Bishop Dobbs: U.S. State Department Denies Visa for Assyrian Christians facing Imminent Threats from ISIS
By Isaiah Narciso
May 20, 2015
The U.S. State Department may have sent a signal to an Anglican bishop in Iraq that despite persecution and harassment from the terror group known as ISIS, Christians in that country will not find any support from the United States government. According to Faith J.H. McDonnell of Philos Project, the Rt.
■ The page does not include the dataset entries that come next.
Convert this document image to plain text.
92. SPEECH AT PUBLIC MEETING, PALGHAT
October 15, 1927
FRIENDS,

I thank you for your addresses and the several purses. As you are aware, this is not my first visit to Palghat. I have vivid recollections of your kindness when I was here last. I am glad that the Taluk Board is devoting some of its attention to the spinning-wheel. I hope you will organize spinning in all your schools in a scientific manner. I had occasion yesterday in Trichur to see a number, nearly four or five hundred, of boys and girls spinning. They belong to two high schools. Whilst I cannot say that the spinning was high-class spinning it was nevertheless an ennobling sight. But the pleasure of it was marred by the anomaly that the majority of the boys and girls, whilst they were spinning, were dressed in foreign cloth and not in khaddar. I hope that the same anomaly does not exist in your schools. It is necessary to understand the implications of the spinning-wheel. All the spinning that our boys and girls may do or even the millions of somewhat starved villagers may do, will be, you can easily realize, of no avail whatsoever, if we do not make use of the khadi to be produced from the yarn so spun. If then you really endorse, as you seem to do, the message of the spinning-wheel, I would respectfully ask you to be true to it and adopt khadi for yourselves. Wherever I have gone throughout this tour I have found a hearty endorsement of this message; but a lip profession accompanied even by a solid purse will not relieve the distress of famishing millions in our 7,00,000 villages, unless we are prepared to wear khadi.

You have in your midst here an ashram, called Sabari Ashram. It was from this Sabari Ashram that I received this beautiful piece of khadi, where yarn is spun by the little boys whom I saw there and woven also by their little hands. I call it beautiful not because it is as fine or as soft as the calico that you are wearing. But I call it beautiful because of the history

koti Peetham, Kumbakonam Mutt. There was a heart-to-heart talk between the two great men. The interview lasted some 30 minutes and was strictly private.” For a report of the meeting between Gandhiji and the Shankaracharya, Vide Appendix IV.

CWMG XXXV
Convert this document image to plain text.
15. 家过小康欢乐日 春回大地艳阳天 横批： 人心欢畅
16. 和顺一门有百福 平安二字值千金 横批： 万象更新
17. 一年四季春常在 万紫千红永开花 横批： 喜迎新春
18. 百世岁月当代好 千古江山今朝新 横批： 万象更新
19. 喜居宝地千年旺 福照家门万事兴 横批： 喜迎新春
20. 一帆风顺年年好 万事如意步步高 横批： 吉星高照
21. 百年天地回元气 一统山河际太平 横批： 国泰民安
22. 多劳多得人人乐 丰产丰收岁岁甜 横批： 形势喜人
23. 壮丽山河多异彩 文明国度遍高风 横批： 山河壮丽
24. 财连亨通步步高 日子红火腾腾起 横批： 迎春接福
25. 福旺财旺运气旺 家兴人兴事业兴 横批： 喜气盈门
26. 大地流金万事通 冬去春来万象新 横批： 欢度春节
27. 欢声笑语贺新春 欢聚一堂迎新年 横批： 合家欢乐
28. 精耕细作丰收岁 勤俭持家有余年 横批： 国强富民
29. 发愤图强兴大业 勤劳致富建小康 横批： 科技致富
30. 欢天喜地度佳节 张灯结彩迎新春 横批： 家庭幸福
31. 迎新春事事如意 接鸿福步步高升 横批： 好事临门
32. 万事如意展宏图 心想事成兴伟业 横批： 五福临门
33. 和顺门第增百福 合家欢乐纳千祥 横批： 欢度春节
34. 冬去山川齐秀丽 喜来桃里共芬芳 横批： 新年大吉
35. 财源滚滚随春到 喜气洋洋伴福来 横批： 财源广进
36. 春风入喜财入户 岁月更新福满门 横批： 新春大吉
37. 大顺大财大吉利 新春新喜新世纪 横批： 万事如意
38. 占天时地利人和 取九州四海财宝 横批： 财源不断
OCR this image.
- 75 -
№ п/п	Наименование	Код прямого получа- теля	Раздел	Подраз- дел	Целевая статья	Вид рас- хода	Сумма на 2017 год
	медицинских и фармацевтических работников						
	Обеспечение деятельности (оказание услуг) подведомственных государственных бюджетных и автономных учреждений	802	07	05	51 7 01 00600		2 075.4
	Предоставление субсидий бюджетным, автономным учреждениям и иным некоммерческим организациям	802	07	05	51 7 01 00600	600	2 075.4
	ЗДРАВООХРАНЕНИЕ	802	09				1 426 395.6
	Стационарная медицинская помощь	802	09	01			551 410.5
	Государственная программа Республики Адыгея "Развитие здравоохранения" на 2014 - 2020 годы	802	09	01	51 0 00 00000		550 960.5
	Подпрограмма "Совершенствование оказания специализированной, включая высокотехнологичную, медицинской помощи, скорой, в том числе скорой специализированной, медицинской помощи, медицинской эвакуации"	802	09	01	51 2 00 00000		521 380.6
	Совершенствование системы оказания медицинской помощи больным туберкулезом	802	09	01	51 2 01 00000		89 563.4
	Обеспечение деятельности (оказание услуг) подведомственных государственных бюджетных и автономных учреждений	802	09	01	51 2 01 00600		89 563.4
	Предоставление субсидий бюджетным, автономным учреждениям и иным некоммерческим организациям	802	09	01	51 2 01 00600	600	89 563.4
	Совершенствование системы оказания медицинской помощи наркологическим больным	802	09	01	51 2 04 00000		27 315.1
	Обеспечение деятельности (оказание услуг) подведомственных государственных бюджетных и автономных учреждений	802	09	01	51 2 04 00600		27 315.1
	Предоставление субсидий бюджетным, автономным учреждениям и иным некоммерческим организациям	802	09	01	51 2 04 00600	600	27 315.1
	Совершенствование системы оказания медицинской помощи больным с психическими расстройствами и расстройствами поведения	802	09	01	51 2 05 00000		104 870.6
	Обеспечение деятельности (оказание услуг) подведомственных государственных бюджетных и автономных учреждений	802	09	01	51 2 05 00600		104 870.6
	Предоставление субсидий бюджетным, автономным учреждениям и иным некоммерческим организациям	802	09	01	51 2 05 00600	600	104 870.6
Rev. Julian M. Dobbs, bishop of the Diocese of CANA East (Convocation of Anglicans in North America), revealed that part of U.S. foreign policy during an interaction with the State Department's Bureau of Population, Refugees and Migration (PRM).
Dobbs made his case to the State Department on behalf of a group of Assyrian Christians who are desperate to leave northern Iraq. "There is no way that Christians will be supported because of their religious affiliation," the State Department said the rest
"Donors in the private sector have offered complete funding for the airfare and the resettlement in the United States of these Iraqi Christians that are sleeping in public buildings, on school floors, or worse," McDonnell wrote. "But the State Department - while admitting 4,425 Somalis to the United States in just the first six months of FY2015, and possibly even accepting members of ISIS through the Syrian and Iraqi refugee program, all paid for by tax dollars, told Dobbs that they 'would not support a special category to bring Assyrian Christians into the United States.'"
McDonnell contended that the United States government made it clear religious affiliation does not mean support for Christians in the region in the form of asylum.